FScrawler: perform OCR selectively only on PDF files that do not have text

Hello,
I'm using FScrawler (2.7) to load text from PDFs into Elasticsearch (7.6.x). Most of PDF files have text, but some of PDF files contain images of scanned text and need to be OCRed. Is there a way to configure FScrawler such as that it performs OCR only on PDF files that contain images of scanned text, but not on files that already have text?

So far I can configure it to either not to do OCR on any files (case 1) or to do it on all files (case 2). In the first case, FScrawler skips all files with images of scanned text, but loads all files with text very quickly. In the second case, it takes really long time because it OCRs all the files, including those that already have text.
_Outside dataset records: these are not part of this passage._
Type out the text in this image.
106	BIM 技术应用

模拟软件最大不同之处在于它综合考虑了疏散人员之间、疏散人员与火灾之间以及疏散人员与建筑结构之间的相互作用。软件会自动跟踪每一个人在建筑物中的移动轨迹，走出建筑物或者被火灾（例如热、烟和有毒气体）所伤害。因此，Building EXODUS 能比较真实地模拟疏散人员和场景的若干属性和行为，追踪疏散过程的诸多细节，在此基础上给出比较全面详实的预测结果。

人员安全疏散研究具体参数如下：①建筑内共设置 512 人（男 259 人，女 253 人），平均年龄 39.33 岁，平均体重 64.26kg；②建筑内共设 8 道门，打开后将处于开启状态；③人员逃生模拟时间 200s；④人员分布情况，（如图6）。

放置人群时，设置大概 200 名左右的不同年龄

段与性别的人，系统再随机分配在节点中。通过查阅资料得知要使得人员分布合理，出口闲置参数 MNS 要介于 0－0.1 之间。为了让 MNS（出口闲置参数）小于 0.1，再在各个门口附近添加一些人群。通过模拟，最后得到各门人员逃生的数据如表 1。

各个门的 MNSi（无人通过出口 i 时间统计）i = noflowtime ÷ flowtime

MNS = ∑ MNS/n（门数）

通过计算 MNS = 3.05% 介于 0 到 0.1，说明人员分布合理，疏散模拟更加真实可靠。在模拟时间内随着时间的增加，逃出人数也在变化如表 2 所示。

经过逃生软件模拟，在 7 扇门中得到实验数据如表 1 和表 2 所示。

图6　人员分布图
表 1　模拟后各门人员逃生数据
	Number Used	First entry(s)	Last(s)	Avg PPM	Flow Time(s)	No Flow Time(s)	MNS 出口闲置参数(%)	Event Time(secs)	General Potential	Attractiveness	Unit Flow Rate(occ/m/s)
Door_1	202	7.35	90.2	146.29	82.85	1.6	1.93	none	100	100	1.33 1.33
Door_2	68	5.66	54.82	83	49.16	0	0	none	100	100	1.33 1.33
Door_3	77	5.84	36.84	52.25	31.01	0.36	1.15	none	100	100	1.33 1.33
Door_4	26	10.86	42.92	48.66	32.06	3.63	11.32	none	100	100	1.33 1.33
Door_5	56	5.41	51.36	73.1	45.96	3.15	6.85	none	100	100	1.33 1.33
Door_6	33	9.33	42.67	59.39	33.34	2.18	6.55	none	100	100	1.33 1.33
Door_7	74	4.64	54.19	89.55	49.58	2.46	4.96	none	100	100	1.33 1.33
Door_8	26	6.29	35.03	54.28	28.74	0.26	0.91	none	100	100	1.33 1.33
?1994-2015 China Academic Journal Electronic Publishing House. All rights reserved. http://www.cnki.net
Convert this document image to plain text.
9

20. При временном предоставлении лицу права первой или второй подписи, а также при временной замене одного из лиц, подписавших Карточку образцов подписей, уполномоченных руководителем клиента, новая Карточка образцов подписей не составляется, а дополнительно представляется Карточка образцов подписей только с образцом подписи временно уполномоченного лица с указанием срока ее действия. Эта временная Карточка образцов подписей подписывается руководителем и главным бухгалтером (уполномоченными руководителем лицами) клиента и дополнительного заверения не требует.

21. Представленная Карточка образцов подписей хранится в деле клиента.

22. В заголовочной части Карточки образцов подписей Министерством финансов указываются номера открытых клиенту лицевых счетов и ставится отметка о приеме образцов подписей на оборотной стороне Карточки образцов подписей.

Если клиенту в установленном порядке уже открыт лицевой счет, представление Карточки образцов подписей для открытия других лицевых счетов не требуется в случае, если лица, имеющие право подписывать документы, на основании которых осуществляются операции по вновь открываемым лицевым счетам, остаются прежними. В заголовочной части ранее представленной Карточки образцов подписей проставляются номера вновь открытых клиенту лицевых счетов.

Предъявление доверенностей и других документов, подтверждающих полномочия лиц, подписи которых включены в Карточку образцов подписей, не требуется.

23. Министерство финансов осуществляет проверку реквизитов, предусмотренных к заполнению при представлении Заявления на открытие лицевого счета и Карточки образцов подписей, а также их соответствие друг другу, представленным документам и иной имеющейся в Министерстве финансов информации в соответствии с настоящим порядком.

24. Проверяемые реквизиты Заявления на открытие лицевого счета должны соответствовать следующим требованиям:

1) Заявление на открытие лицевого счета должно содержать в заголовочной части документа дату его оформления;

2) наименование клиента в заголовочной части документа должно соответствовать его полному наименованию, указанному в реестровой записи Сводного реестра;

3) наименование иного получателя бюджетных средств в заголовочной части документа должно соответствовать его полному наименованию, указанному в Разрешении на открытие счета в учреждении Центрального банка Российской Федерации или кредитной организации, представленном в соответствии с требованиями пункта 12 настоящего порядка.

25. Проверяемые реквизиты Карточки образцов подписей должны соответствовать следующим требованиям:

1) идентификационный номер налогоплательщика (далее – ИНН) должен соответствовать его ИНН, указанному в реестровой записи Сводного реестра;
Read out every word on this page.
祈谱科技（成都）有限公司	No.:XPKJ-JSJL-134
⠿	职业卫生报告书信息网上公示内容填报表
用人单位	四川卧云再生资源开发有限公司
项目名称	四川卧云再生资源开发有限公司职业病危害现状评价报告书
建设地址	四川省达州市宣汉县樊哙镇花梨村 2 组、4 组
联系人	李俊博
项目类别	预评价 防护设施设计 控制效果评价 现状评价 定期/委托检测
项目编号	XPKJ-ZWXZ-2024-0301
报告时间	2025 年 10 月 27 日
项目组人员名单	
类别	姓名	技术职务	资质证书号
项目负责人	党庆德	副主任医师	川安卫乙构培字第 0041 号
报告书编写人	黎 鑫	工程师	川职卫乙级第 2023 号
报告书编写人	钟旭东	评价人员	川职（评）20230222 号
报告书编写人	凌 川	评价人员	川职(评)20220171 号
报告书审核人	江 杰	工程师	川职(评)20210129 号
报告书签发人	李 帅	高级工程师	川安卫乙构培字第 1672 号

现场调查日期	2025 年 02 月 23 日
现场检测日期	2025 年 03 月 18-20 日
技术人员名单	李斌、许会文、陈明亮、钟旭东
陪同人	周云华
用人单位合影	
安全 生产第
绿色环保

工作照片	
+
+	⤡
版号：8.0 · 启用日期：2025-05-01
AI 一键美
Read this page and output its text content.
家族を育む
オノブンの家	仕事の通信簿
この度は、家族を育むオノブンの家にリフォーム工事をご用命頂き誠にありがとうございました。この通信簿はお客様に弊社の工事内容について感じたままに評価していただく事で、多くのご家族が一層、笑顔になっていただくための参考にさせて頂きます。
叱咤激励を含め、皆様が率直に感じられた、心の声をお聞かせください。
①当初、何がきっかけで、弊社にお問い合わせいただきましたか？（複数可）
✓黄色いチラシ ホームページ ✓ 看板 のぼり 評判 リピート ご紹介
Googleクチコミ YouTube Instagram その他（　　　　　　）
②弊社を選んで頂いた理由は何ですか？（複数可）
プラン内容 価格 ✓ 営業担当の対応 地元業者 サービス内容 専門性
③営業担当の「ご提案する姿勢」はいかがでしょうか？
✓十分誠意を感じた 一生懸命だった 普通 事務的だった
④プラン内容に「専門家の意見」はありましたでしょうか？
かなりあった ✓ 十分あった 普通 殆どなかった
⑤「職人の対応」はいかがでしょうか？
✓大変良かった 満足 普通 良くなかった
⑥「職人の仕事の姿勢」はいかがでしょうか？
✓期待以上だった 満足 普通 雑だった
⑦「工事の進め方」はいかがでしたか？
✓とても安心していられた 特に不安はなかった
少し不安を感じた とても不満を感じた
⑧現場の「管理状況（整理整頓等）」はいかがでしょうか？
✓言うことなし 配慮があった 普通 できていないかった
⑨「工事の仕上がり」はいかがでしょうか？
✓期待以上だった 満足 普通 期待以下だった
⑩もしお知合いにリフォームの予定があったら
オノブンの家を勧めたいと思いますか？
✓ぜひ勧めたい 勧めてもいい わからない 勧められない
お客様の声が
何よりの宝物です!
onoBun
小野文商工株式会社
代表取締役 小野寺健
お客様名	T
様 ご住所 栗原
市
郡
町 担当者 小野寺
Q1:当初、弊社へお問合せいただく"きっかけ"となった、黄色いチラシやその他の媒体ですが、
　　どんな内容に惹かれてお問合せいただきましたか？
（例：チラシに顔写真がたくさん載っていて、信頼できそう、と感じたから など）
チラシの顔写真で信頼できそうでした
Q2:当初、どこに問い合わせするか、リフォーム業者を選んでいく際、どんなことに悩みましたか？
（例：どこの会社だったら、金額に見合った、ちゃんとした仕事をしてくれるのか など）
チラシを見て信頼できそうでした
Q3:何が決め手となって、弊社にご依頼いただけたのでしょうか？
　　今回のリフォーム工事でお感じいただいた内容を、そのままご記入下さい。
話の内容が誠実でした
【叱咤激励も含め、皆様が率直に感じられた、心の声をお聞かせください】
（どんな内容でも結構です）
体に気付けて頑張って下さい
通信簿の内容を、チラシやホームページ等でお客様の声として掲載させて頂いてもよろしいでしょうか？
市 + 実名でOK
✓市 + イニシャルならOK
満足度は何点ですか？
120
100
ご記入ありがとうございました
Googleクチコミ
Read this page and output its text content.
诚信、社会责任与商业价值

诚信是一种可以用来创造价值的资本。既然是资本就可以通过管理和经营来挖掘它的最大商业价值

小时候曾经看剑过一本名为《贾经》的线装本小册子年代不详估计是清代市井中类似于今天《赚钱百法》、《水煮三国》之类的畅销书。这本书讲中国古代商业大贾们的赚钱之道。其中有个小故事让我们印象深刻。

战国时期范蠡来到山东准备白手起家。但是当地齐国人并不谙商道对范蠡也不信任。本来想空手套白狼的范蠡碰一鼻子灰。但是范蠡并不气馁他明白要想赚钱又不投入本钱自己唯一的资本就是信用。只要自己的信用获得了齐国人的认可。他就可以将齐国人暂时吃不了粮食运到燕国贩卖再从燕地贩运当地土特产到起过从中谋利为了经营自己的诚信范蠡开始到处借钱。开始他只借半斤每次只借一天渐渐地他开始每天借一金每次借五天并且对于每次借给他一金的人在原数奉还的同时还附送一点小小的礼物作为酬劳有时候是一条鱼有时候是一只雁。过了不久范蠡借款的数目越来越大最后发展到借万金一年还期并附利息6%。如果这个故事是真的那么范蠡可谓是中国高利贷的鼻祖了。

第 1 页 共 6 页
Here is OCR options setting for FScrawler: https://fscrawler.readthedocs.io/en/latest/user/ocr.html

Config for case 1:

name: "test"
fs:
  url: "/path/to/data/dir"
  ocr:
    enabled: false
    pdf_strategy: 'no_ocr'

Config of case 2:

name: "test"
fs:
  url: "/path/to/data/dir"
  ocr:
    enabled: true
    pdf_strategy: 'ocr_and_text'`

P.S. I can sort them OCRed and non-OCRed files using other means and have two separate FScrawler jobs for each pile of PDF files, but before I do this, I want to check if there is an easier way to use FScrawler native features.

Thank you!

Welcome!

I don't think there's a way to do that in Tika (so in FSCrawler).
How do you know which files should be OCRed and the others? Is there a technical way to implement that?

1 Like

Thank you for your response, David!
This clarifies things perfectly!

My thinking was to do the following operation for every file:

  1. Extract text from a file and check how many characters in the text and how many pages the file has
  2. If there are fewer than X characters per page, perform OCR on that file.

I was uploading PDFs to Elasticsearch using Python before and this is how I did it. I'd like to use FSCrawler from now one - let me explore if I can solve it by having two FSCrawler jobs and sorting files on whether they need to be OCRed.

P.S. Thank you so much for your work on FSCrawler!

Smart idea. Could you open an issue so I could try to come with a solution?

Adding an option in ocr like "run_above": 500.

1 Like

We have a rudimentary "auto" mode for OCR'ing of PDFs. I just updated our wiki to include this -- https://cwiki.apache.org/confluence/pages/viewpage.action?pageId=109454066. See "Option 2: Configuring OCR on Rendered Pages".

This will trigger OCR on pages if < 10 characters were extracted or more than 10 characters lack unicode mappings.

If there are better heuristics we should add, let us know!

2 Likes

This is amazing! Thanks a ton @tallison.

PR is on its way here: https://github.com/dadoonet/fscrawler/pull/965

@equj you can already use the auto option by setting:

name: "test"
fs:
  url: "/path/to/data/dir"
  ocr:
    enabled: true
    pdf_strategy: 'auto'

This topic was automatically closed 28 days after the last reply. New replies are no longer allowed.